Jean-Louis Borloo a défini mercredi matin les contours de ce que sera l'UDI, évoquant "un groupe qui s'attache aux valeurs de la République, qui se situe clairement dans l'opposition et travaille avec l'autre groupe d'opposition (l'UMP, Ndlr)", se disant "heureux" de la création de ce nouvel ensemble qu'il juge "indispensable". "On met ainsi un terme aux divisions en réunissant des centristes et des radicaux. J'espère que ce groupe va maintenant croître et embellir", a-t-il expliqué.

De nouvelles recrues venues de la droite humaniste ?

C'est en effet l'objectif de Jean-Louis Borloo que de voir s'étoffer l'UDI, avec des élus UMP en décalage avec la ligne de leur parti. "La stratégie de Jean-Louis Borloo se nourrit depuis plusieurs mois de la droitisation de l'ancien parti majoritaire, tout ça a été digéré. Les choses vont se jouer dans les prochains jours, en fonction de la reconfiguration interne à l'UMP" explique Alexis Massart. En clair, Jean-Louis Borloo pourrait compter sur de nouvelles recrues venues de la droite humaniste, en cas de poursuite de la stratégie de "droitisation" du parti de Jean-François Copé.

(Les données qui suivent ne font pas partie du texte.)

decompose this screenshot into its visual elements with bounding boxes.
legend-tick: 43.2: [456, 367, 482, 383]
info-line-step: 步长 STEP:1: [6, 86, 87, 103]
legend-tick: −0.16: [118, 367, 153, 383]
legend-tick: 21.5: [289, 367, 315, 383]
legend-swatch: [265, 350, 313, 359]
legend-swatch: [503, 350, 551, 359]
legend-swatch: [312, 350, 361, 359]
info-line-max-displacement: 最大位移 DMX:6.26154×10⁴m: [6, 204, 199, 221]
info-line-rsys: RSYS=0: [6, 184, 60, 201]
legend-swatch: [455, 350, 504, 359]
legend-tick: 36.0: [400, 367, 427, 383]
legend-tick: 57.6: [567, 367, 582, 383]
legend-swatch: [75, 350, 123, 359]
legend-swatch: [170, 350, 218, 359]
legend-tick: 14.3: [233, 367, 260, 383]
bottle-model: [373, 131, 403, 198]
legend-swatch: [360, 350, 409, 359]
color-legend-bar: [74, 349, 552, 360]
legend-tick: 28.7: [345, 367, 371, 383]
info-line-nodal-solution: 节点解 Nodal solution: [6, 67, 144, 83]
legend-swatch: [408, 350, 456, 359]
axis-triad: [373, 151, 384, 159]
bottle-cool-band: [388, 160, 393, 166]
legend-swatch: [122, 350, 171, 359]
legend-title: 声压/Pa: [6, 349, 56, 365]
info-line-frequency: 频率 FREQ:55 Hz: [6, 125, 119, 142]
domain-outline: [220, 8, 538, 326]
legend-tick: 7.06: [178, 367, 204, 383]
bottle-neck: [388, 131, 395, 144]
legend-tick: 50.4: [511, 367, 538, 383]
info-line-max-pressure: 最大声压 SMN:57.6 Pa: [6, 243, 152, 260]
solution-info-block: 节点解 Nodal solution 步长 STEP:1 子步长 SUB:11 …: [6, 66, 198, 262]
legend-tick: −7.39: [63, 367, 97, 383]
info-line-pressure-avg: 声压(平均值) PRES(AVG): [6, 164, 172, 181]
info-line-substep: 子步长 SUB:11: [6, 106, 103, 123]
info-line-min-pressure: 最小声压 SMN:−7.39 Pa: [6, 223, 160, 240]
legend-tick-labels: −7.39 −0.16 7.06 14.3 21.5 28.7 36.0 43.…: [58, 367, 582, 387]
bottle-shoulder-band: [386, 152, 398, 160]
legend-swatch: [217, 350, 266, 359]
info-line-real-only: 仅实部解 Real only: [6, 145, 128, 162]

Questionné sur le rôle que pourra jouer ce nouvel ensemble centriste dans les prochaines échéances électorales, Jean-Louis Borloo a évité d'aborder la question de la présidentielle de 2017. "On n'en est pas là, mais sur les municipales oui, sur les régionales oui, sur les européennes oui", a-t-il expliqué. Pour Alexis Massart, c'est bien la candidature à la magistrature suprême qui est pourtant en ligne de mire de l'ancien maire de Valenciennes. "Jean louis Borloo n'a pas pu se présenter en 2012 en raison de l'opposition interne d'Hervé Morin, et à cause du fait que le président sortant était UMP. Le déclin de l'UDF a débuté en 1995, quand le parti n'a pas présenté de candidat à la présidentielle et a préféré soutenir Edouard Balladur. Et ça, Jean Louis Borloo le sait bien".